NHL

Rangers lose to Capitals in Game 4; series tied

DOWN TO EARTH: Alexander Semin takes down Brian Boyle during yesterday’s 3-2 loss at Verizon Center. Boyle and the Rangers managed just 20 shots on goal in Game 4.

DOWN TO EARTH: Alexander Semin takes down Brian Boyle during yesterday’s 3-2 loss at Verizon Center. Boyle and the Rangers managed just 20 shots on goal in Game 4. (AP)

WASHINGTON — Throughout the vagaries of officiating calls on and off the ice that have marked the playoffs, there has been one constant that applies to the Rangers—the team’s inability to generate offense.

The Rangers have been limited to two goals or fewer eight times in 11 games (and eight of the last 10), including yesterday’s 3-2 Game 4 defeat to the Capitals that emptied the reservoir of good feelings that flowed from Wednesday’s triple-overtime victory, and it squared the Eastern Conference semifinals 2-2 with the best-of-seven resuming tomorrow night at the Garden.

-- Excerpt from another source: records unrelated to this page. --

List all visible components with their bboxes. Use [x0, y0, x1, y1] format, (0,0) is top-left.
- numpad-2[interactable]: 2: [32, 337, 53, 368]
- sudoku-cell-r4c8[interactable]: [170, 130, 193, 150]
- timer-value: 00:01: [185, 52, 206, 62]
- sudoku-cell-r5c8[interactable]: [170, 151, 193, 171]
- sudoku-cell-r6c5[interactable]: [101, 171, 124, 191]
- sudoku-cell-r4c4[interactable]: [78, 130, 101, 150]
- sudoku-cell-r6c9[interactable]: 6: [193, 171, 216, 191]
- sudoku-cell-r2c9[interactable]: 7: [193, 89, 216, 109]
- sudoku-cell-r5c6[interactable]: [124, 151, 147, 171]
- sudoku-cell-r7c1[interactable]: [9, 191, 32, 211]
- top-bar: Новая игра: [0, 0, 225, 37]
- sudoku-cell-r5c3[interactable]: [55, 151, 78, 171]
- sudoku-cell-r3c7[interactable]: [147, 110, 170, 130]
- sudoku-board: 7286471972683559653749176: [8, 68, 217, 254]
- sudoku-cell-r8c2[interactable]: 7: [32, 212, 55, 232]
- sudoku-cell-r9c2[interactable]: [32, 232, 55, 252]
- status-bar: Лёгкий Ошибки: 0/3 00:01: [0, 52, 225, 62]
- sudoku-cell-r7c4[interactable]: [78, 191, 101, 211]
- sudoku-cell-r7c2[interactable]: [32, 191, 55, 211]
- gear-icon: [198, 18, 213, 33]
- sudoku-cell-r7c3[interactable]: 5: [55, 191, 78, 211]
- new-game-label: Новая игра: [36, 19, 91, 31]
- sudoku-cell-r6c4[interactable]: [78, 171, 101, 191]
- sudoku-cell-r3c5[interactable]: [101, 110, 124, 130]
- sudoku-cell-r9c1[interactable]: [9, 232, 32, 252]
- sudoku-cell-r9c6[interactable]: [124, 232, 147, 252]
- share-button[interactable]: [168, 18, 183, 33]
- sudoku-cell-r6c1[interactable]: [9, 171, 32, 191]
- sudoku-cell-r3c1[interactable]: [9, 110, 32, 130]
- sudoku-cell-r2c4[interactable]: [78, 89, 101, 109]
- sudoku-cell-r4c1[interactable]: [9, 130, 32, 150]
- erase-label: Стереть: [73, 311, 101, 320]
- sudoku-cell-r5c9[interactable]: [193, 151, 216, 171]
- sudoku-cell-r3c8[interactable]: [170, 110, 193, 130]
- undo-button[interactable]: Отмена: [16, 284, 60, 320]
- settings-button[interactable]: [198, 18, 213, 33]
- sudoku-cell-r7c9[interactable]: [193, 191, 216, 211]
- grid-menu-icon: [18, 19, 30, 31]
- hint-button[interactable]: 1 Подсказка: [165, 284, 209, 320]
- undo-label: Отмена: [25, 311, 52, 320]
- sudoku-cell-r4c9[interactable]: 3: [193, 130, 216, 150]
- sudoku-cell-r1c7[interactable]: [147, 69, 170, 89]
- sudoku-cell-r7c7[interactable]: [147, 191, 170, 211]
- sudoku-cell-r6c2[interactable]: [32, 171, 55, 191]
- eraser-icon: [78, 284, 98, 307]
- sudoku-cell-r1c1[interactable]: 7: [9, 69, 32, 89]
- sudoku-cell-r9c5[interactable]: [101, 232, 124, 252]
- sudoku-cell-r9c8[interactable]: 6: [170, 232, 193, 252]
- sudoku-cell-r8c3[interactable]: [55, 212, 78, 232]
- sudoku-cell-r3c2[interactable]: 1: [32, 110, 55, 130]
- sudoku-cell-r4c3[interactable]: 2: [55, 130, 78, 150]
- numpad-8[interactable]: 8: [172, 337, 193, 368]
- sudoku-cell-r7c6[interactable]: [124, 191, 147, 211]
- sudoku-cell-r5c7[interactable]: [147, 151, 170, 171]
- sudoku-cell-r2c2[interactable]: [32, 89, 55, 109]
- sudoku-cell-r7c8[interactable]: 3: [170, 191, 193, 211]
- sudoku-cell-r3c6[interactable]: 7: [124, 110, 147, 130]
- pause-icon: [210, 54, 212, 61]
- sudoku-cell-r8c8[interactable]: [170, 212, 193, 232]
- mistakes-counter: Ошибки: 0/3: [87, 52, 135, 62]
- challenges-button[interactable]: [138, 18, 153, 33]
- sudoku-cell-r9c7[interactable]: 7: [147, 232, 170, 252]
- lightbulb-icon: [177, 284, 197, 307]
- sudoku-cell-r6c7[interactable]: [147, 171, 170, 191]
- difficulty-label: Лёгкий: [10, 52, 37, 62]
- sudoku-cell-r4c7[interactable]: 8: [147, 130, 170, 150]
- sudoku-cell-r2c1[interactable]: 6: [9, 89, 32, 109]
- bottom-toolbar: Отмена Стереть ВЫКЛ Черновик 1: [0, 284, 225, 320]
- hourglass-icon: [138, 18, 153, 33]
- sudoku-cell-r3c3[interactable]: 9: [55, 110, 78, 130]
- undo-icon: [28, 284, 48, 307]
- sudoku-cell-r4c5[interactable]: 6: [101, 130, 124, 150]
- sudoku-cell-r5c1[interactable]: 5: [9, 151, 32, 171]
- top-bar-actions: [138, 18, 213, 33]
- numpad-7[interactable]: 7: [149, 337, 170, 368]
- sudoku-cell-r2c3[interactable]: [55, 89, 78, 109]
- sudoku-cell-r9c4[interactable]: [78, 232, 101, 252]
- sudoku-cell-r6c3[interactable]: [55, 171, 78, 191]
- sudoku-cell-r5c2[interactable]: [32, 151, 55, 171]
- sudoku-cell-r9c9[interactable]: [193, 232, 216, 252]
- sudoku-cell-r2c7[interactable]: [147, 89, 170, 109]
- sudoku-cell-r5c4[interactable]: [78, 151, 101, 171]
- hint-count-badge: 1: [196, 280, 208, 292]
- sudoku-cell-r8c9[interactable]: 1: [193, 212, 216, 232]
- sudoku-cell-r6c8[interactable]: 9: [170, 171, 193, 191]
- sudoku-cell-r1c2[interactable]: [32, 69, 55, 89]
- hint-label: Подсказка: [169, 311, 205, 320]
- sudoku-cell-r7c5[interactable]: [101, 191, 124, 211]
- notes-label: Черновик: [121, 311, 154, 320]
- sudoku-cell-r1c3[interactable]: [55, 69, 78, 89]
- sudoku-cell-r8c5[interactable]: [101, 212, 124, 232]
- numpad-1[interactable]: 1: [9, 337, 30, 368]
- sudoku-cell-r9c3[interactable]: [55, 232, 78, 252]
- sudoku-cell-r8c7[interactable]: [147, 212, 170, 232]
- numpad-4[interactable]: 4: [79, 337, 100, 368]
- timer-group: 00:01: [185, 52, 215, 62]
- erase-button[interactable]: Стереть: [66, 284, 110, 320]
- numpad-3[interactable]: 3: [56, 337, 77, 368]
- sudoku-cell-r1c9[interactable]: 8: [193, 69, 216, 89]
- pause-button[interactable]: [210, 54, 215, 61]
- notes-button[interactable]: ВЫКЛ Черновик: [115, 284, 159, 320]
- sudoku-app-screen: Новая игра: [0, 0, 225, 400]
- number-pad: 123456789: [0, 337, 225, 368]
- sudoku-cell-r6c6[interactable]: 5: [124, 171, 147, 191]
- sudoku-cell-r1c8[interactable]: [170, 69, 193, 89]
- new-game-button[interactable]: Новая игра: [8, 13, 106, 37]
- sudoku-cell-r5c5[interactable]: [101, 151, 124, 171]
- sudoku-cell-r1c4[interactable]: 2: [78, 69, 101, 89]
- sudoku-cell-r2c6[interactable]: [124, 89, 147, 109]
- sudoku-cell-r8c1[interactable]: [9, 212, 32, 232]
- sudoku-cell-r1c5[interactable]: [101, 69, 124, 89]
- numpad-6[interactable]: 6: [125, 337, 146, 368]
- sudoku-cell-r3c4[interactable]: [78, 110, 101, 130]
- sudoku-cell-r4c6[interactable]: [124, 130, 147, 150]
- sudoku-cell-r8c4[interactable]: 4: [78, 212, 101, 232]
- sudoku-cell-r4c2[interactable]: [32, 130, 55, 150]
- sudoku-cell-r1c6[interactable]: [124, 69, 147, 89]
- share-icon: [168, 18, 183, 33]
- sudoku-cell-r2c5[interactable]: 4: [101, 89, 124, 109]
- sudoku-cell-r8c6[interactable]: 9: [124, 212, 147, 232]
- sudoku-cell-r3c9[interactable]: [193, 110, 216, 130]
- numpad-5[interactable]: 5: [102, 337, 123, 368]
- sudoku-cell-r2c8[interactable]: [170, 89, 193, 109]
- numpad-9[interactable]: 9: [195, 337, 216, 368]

In losing two of the past three games, the Rangers have held the lead for a grand total of 4:29, that coming during a second period stretch of Game 3. In the last round, Ottawa’s Craig Anderson played extremely well in goal to force the Rangers to seven games. In this round, Braden Holtby hasn’t had to be much better than good to split the four contests.

“We definitely have to do more offensively,” Brad Richards said after the defeat in which Mike Green scored the winner at 14:12 of the third period on a power play with Carl Hagelin in the box for slashing.

“We’re getting a good number of attempts, but they’re blocking a lot and we’re missing the net.”

The Rangers out-attempted the Capitals 52-40, but only were able to get 20 shots on Holtby, with Washington blocking 26 shots — nine by Jeff Schultz, who blundered on the Marian Gaborik second-period goal that tied the match 2-2 — to the Blueshirts’ unusually low seven for the afternoon.

“I think we can always get more shots, more traffic, things like that,” said Marc Staal, who logged a game-high 24:20 and was his team’s most imposing player. “I think we need to get in the goalie’s face more.”

The Rangers might have talked about not being tired following Wednesday’s 114:41 marathon, but their legs spoke differently during a first period in which they were outshot 14-3 and emerged down by only 1-0 because of Henrik Lundqvist’s brilliance.

Though the Rangers were much sharper in the second, they could not shake the Capitals, the period ending 2-2 after goals from Artem Anisimov and Marian Gaborik.

That also was the period during which Alexander Ovechkin nailed Dan Girardi with a blow to the head at 12:17, but even though No. 8 left his feet to deliver the hit, he received just a two minute minor for charging and will not face a league review, even as a would-be repeat offender.

It was also the period in which the Rangers generated one shot while failing on two power plays.

Regardless, it was 2-2 deep into the third, when Washington’s John Carlson drew a penalty at 13:45 by dropping his stick following the Hagelin hack one shift after no call was made when Ovechkin broke Boyle’s stick with a slash, a reversal of fortune that infuriated the Rangers.

Remember, the Rangers previously lost Game 2 on Ovechkin’s power-play goal with 7:27 remaining in regulation and Richards in the box for holding.

“No matter what reason, we can’t give them two power plays late in games like we have,” Richards said. “We can’t.”

Chris Kreider, defensively deficient on each of the Capitals’ first two goals, was benched in the third, getting one brief shift midway through the period in which the Rangers had just six shots and just two over the final 8:28 as the Rangers primarily leaned on five forwards but hardly threatened.

So now it’s a best-of-three confronting the Rangers with two at home, just as it was in the first round against the Senators.

Now it is a best-of-three for the team that is unbeaten when scoring at least three goals. But the problem is, they have done that just three times.